Overall I am very happy with how this turned out. Going into it I had no idea how to use APIs or install new libraries. Completing this project forced me to learn how to set up a dev environment on my Windows machine (Codecademy’s course assumes a Unix environment), how to manage libraries using pip, how to use a library to access Twitter’s APIs, and how to think about organizing my project and making it clean and readable so I could share it. I had also never looked up or read documentation online before, and boy did I have to do a lot of that to figure out how to use Tweepy and the Twitter APIs.

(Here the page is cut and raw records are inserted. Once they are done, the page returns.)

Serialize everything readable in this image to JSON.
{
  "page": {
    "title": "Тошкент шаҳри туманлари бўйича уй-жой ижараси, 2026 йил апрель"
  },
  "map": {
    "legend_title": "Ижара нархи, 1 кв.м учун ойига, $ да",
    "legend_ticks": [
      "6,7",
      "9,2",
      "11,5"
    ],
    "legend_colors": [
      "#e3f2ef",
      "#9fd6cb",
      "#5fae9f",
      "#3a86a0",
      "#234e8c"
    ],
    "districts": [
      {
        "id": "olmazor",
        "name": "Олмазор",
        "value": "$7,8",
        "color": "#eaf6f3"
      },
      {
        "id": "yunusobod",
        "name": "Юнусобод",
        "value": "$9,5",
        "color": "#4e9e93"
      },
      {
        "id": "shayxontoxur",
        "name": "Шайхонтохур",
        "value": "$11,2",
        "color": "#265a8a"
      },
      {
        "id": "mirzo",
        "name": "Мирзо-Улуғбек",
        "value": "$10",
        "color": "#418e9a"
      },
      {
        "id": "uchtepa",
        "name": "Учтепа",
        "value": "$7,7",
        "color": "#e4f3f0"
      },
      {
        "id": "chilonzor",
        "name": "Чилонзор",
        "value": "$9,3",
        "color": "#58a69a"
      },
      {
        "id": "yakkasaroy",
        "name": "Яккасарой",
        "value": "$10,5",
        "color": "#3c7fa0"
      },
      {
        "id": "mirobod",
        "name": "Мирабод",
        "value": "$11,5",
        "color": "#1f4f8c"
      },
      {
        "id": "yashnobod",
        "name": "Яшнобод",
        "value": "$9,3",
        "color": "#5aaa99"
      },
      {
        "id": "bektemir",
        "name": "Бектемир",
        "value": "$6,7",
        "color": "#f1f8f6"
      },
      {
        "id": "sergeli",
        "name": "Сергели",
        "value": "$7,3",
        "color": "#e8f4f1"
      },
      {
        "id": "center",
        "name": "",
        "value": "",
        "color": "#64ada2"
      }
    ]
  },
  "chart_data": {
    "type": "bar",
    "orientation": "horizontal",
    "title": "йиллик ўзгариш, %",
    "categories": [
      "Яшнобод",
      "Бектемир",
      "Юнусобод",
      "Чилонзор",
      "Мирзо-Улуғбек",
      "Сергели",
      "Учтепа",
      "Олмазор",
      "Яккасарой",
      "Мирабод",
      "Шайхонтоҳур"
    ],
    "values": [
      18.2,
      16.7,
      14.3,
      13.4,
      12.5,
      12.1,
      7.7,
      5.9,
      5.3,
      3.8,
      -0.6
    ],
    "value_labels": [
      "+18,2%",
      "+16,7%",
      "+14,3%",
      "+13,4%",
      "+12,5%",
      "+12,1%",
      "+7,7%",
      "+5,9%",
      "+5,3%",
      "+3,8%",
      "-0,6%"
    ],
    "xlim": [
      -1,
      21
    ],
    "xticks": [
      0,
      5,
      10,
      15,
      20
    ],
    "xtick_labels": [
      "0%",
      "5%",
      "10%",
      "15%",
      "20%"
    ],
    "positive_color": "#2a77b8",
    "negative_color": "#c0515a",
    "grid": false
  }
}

As for possible improvements: One big idea I had was to make this into an actual tweetbot that Twitter users could interact with rather than just printing output to the console, but doing so would require me to create a new public Twitter account, get new API keys for that account, and rethink a large portion of the code. Otherwise I would be tweeting random Markov chains to my personal account, which is not ideal. I may come back and try to do it in the near future though, since it would still be extra experience. There is one error I get only occasionally that I can’t explain, and its not consistently reproduceable. When it happens you can simply re-run the script, give it the exact same commands, and it goes away. I don’t think there’s much if anything I could do to fix it, similar to the rate limit error. There are also no capital letters or punctuation included in the generated tweets, but I don’t really see this as a big problem considering their nature. Finally, I think I would like to make it so that rather than re-running the script, it would just continue running and taking new inputs until the user chose to stop. But again, as of now I’m happy with it and I may come back to add this in the future.
Let me know what you think!